WASHINGTON — While Asia slept, regulatory pressures in China continued to bear on bitcoin, dragging the price of the world’s most traded cryptocurrency below $30,000 for the first time since January.
Bitcoin’s price fell to just above $29,000 on Tuesday morning before stabilizing above $32,000 later in the day.
The digital currency is down more than 50% compared with an all-time high of nearly $65,000 reached in mid-April, according to Coindesk.
“Globally we are seeing a much more forceful crackdown on crypto by governments,” analysts at QCP Capital, a Singapore-based crypto trading firm, wrote in a note. “China is now leading the charge, and this directive coming all the way from the top means it will continue reverberating throughout the lower levels for a few more weeks to come.”

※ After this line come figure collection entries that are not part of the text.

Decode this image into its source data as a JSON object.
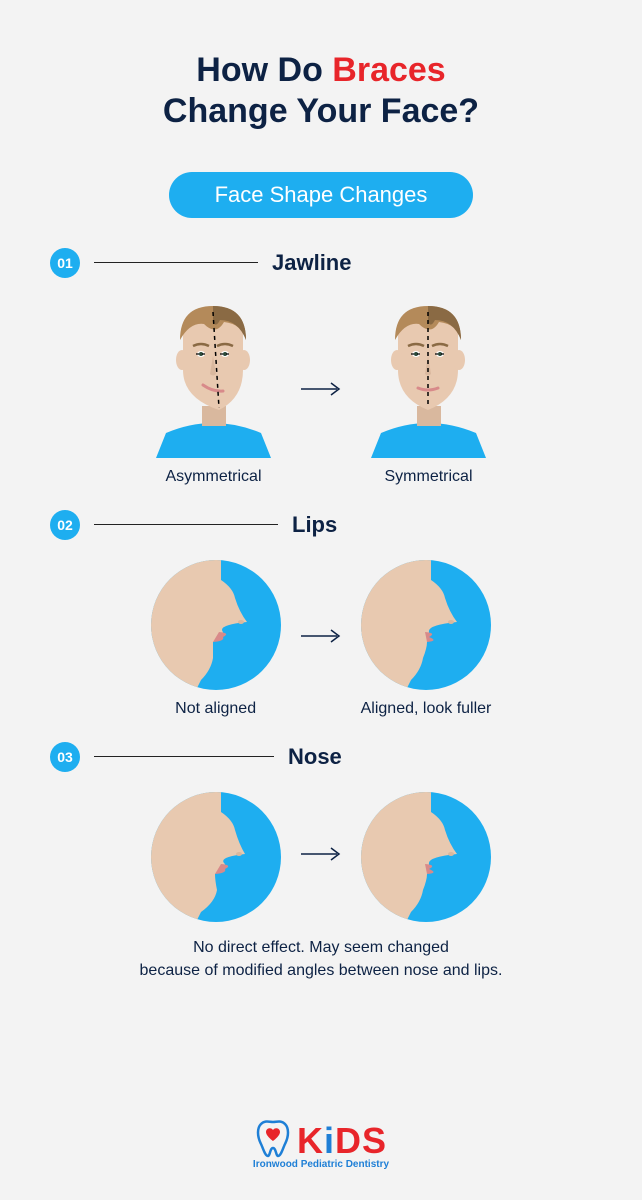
{
  "colors": {
    "background": "#f3f3f3",
    "text": "#0d2244",
    "accent_red": "#e8252a",
    "accent_blue": "#1eaef0",
    "logo_blue": "#1e7fd6",
    "skin": "#e8c9b0",
    "skin_shadow": "#d9b89e",
    "hair": "#b48a5a",
    "hair_dark": "#8a6a44",
    "lips": "#d88a8a",
    "shirt": "#1eaef0",
    "line": "#222222"
  },
  "title": {
    "line1_pre": "How Do ",
    "line1_accent": "Braces",
    "line2": "Change Your Face?",
    "fontsize": 34
  },
  "pill_label": "Face Shape Changes",
  "sections": [
    {
      "num": "01",
      "title": "Jawline",
      "header_line_width": 164,
      "type": "face-pair",
      "before": {
        "caption": "Asymmetrical",
        "asymmetric": true
      },
      "after": {
        "caption": "Symmetrical",
        "asymmetric": false
      }
    },
    {
      "num": "02",
      "title": "Lips",
      "header_line_width": 184,
      "type": "profile-pair",
      "before": {
        "caption": "Not aligned",
        "variant": "lips-before"
      },
      "after": {
        "caption": "Aligned, look fuller",
        "variant": "lips-after"
      }
    },
    {
      "num": "03",
      "title": "Nose",
      "header_line_width": 180,
      "type": "profile-pair",
      "before": {
        "caption": "",
        "variant": "nose-before"
      },
      "after": {
        "caption": "",
        "variant": "nose-after"
      },
      "description": "No direct effect. May seem changed\nbecause of modified angles between nose and lips."
    }
  ],
  "logo": {
    "text_parts": [
      "K",
      "i",
      "DS"
    ],
    "subtitle": "Ironwood Pediatric Dentistry"
  }
}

The People’s Bank of China on Monday told the country’s largest financial institutions, including its three biggest state-owned banks and electronic payment provider Alipay, to crack down on cryptocurrency trading, setting off bitcoin’s slide. Chinese authorities last week also closed energy-hungry 26 bitcoin mining operations in hydropower-rich Sichuan Province.
“With continued anxiety from Chinese regulatory action and a looming futures and options expiration at the end of the week this week, the downward pressure overwhelmed support late last night and early this morning,” said Chad Steinglass, head of trading at CrossTower, a crypto capital markets firm.

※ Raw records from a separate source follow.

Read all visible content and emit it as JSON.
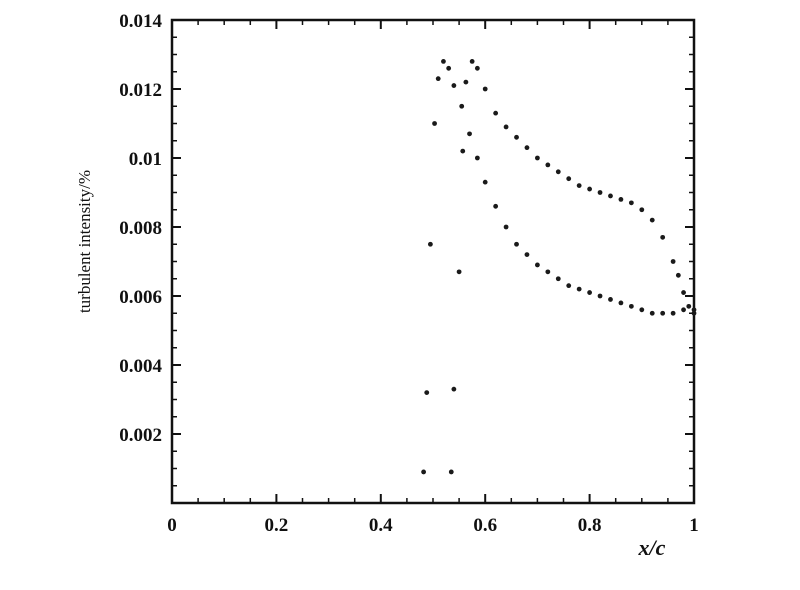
{
  "chart_data": {
    "type": "scatter",
    "title": "",
    "xlabel": "x/c",
    "ylabel": "turbulent intensity/%",
    "xlim": [
      0,
      1
    ],
    "ylim": [
      0,
      0.014
    ],
    "grid": false,
    "legend": "none",
    "x_ticks": [
      "0",
      "0.2",
      "0.4",
      "0.6",
      "0.8",
      "1"
    ],
    "y_ticks": [
      "0.002",
      "0.004",
      "0.006",
      "0.008",
      "0.01",
      "0.012",
      "0.014"
    ],
    "marker_color": "#1a1a1a",
    "series": [
      {
        "points": [
          [
            0.482,
            0.0009
          ],
          [
            0.488,
            0.0032
          ],
          [
            0.495,
            0.0075
          ],
          [
            0.503,
            0.011
          ],
          [
            0.51,
            0.0123
          ],
          [
            0.52,
            0.0128
          ],
          [
            0.53,
            0.0126
          ],
          [
            0.54,
            0.0121
          ],
          [
            0.555,
            0.0115
          ],
          [
            0.57,
            0.0107
          ],
          [
            0.585,
            0.01
          ],
          [
            0.6,
            0.0093
          ],
          [
            0.62,
            0.0086
          ],
          [
            0.64,
            0.008
          ],
          [
            0.66,
            0.0075
          ],
          [
            0.68,
            0.0072
          ],
          [
            0.7,
            0.0069
          ],
          [
            0.72,
            0.0067
          ],
          [
            0.74,
            0.0065
          ],
          [
            0.76,
            0.0063
          ],
          [
            0.78,
            0.0062
          ],
          [
            0.8,
            0.0061
          ],
          [
            0.82,
            0.006
          ],
          [
            0.84,
            0.0059
          ],
          [
            0.86,
            0.0058
          ],
          [
            0.88,
            0.0057
          ],
          [
            0.9,
            0.0056
          ],
          [
            0.92,
            0.0055
          ],
          [
            0.94,
            0.0055
          ],
          [
            0.96,
            0.0055
          ],
          [
            0.98,
            0.0056
          ],
          [
            1.0,
            0.0056
          ]
        ]
      },
      {
        "points": [
          [
            0.535,
            0.0009
          ],
          [
            0.54,
            0.0033
          ],
          [
            0.55,
            0.0067
          ],
          [
            0.557,
            0.0102
          ],
          [
            0.563,
            0.0122
          ],
          [
            0.575,
            0.0128
          ],
          [
            0.585,
            0.0126
          ],
          [
            0.6,
            0.012
          ],
          [
            0.62,
            0.0113
          ],
          [
            0.64,
            0.0109
          ],
          [
            0.66,
            0.0106
          ],
          [
            0.68,
            0.0103
          ],
          [
            0.7,
            0.01
          ],
          [
            0.72,
            0.0098
          ],
          [
            0.74,
            0.0096
          ],
          [
            0.76,
            0.0094
          ],
          [
            0.78,
            0.0092
          ],
          [
            0.8,
            0.0091
          ],
          [
            0.82,
            0.009
          ],
          [
            0.84,
            0.0089
          ],
          [
            0.86,
            0.0088
          ],
          [
            0.88,
            0.0087
          ],
          [
            0.9,
            0.0085
          ],
          [
            0.92,
            0.0082
          ],
          [
            0.94,
            0.0077
          ],
          [
            0.96,
            0.007
          ],
          [
            0.97,
            0.0066
          ],
          [
            0.98,
            0.0061
          ],
          [
            0.99,
            0.0057
          ],
          [
            1.0,
            0.0055
          ]
        ]
      }
    ]
  }
}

“Economic data coming out of China has been consistently coming in below expectations. This has created a sustained backdrop of risk aversion, and investors have been liquidating all types of assets,” Steinglass added.
The digital currency’s quick price movements have made it a favorite for speculative trades. But the flip side of this is high volatility, with the price dropping by more than 10% in some recent trading days, wearing down investors’ ability to hold.

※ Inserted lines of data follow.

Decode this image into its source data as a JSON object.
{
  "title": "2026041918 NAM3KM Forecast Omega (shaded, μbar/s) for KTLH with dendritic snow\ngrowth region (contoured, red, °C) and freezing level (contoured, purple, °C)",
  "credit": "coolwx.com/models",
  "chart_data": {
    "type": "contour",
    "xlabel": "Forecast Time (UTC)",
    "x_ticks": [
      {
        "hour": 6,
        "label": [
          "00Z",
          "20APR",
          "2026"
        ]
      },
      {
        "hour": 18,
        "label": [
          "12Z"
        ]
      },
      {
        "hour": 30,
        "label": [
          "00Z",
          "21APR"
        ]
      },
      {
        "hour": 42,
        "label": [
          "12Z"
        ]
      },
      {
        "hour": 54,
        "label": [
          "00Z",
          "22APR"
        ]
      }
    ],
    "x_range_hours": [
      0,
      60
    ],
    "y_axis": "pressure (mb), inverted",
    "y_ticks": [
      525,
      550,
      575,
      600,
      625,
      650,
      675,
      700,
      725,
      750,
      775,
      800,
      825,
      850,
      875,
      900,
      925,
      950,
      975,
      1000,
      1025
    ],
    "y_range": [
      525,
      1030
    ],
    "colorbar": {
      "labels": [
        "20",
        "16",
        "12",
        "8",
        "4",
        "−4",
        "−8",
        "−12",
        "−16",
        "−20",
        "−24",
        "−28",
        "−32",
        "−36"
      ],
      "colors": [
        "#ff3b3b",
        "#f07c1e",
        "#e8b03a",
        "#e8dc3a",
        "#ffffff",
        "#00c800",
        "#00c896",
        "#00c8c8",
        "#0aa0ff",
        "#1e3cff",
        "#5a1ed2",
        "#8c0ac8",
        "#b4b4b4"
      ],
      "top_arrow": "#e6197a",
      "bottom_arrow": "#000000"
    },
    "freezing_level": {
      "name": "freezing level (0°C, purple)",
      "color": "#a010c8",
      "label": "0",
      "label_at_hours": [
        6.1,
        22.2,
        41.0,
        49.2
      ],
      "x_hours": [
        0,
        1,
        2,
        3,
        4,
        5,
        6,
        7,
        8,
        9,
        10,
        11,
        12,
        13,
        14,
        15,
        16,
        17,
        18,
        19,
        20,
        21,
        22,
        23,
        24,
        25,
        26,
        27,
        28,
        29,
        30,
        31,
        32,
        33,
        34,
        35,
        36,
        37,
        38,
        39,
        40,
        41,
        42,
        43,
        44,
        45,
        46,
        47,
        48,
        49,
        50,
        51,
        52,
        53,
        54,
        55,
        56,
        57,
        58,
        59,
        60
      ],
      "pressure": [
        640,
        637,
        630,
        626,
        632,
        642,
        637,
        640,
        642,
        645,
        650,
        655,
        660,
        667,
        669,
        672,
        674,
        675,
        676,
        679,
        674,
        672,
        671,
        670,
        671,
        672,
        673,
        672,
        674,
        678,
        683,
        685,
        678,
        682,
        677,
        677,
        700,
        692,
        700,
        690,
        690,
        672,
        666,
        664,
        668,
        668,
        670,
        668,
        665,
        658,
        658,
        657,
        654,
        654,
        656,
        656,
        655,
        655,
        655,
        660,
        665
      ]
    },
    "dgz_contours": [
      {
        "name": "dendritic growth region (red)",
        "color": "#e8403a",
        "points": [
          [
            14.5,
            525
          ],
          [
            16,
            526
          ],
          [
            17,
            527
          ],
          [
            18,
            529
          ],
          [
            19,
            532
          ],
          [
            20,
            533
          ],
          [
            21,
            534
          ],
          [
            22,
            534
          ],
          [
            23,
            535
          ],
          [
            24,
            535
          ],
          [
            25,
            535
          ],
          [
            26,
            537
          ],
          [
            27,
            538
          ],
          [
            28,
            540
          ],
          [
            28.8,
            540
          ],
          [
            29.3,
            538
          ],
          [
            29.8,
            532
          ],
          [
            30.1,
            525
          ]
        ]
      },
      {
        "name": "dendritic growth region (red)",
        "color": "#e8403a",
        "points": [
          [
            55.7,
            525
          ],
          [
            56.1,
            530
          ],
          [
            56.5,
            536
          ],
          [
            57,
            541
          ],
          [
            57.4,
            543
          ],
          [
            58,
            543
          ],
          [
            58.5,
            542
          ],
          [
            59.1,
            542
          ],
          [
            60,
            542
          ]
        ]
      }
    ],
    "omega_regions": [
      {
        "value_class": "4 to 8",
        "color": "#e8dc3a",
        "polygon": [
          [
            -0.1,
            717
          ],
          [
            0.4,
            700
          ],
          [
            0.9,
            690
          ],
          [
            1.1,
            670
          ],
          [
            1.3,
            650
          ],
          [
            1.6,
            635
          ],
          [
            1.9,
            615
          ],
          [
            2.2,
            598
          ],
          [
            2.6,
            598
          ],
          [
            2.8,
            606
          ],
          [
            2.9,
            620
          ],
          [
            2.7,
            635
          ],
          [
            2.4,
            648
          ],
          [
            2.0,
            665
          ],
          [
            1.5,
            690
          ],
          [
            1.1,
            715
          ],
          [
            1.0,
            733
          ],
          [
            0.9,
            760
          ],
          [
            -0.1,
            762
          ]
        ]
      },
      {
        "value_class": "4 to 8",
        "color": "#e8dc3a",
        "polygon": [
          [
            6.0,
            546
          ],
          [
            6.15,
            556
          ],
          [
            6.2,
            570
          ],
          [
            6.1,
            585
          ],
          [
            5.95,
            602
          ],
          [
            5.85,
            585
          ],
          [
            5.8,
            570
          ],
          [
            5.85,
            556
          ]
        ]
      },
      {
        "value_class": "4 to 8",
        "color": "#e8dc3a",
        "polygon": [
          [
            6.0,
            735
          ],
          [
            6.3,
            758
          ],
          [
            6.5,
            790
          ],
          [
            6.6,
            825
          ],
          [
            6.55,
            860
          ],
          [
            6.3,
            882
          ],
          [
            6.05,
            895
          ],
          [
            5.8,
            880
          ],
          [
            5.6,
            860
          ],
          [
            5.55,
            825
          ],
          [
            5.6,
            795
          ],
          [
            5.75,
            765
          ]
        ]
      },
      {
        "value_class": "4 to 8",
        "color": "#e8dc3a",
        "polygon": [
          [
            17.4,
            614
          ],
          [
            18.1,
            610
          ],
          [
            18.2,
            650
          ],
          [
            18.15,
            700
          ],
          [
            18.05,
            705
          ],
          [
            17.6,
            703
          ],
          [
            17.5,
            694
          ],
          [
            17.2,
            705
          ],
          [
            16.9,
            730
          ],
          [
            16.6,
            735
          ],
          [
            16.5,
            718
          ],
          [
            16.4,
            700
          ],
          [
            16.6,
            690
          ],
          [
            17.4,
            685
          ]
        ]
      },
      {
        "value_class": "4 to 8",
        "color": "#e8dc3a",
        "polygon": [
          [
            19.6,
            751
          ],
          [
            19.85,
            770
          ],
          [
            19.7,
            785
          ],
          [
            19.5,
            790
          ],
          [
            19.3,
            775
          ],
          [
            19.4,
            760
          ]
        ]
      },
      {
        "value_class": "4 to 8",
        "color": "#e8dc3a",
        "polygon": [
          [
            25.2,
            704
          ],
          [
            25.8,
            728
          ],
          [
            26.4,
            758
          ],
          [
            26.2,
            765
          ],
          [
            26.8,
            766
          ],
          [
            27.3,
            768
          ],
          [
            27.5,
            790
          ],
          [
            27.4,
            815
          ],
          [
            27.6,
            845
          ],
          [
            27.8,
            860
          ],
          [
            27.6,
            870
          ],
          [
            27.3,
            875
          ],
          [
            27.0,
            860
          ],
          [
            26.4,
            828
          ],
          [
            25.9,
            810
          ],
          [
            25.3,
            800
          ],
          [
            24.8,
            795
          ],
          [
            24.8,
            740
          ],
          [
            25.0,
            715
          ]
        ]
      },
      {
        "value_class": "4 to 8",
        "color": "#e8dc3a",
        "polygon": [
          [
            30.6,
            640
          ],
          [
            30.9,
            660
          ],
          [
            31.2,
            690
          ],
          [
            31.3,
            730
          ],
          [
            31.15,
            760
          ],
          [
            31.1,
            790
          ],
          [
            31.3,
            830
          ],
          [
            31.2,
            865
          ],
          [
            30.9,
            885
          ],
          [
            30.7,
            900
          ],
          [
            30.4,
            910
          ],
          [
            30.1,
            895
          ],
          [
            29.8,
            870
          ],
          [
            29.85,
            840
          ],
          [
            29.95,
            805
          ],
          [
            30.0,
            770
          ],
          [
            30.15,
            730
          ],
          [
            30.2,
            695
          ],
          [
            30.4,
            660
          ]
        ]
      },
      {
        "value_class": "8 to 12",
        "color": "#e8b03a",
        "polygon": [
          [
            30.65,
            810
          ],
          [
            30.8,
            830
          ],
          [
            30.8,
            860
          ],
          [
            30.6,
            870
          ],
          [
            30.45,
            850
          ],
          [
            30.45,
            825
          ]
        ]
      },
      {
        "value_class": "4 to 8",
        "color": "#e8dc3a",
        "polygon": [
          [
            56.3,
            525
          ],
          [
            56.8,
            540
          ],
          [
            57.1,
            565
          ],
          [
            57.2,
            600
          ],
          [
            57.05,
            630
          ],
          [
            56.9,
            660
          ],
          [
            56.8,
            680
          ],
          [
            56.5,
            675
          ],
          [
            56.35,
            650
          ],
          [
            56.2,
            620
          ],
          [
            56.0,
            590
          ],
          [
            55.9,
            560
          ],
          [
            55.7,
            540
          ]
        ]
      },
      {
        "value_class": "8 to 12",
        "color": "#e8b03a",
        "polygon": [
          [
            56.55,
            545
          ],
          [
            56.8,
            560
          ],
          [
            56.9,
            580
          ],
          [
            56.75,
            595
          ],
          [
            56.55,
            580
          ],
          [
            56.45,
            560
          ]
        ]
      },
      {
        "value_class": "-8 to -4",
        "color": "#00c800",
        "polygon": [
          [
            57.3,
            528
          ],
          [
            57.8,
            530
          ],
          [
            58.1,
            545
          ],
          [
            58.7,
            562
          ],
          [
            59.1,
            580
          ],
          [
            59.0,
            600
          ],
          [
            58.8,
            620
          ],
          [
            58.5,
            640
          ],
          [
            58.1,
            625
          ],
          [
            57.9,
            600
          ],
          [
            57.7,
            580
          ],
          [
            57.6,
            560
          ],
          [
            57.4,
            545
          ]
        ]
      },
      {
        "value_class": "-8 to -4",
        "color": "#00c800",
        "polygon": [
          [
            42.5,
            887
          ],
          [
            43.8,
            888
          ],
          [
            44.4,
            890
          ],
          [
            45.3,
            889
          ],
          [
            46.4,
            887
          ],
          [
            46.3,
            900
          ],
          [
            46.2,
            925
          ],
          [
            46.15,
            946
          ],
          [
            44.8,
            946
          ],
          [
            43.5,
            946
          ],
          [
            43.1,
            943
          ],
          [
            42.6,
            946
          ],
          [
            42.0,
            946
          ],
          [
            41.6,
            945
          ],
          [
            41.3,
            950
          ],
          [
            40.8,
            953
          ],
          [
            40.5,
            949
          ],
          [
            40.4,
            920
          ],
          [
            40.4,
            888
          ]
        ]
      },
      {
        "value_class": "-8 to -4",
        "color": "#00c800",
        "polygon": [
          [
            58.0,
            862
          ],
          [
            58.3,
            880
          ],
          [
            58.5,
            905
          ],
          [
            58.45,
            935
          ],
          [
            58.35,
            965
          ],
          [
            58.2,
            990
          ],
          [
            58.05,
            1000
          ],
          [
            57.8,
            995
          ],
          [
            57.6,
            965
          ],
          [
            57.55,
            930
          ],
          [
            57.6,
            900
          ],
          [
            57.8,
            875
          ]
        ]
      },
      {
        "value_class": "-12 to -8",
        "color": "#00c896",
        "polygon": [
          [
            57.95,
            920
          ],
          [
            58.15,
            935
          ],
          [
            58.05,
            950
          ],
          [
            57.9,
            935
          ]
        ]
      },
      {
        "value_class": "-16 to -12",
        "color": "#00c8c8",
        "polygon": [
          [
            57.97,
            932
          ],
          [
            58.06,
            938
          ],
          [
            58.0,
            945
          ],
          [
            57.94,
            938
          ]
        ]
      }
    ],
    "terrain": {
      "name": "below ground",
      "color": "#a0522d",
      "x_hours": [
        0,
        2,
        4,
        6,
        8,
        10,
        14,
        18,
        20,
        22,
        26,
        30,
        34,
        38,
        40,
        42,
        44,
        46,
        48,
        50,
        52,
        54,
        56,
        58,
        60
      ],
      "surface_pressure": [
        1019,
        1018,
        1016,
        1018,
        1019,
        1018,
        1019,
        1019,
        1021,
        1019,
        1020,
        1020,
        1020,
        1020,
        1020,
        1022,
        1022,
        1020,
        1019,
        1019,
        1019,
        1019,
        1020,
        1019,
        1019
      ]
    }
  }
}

Bitcoin’s performance Tuesday stood in contrast to a rally in U.S. stocks, with the Dow Jones Industrial Average rising 0.2%. The broader S&P 500 advanced 0.51%, while the tech-heavy Nasdaq gained 0.79% to hit an all-time closing high of 14,253.27.
“The rebound during the U.S. trading day today was encouraging and leads credence to the idea that 30K has strong support,” Steinglass said.
But others are less certain about the outlook.
“A lot of crypto happens in Asia, a lot of it is Chinese focused,” Mike Novogratz, CEO of digital assets group Galaxy Digital Holdings, told CNBC’s Squawk Box on Tuesday. “So we’re seeing big liquidations, so it’s hard to call a bottom.”
While moving more slowly than China’s top-down approach, U.S. authorities are also taking a closer look at cryptocurrencies. Securities and Exchange Commission chair Gary Gensler, called last month for “greater investor protections” in the crypto market.
Democrats in Congress are also looking to form working groups on crypto regulation led by House Financial Services Committee chair Maxine Waters and Sen. Elizabeth Warren, who earlier this month called the industry a “Wild West.”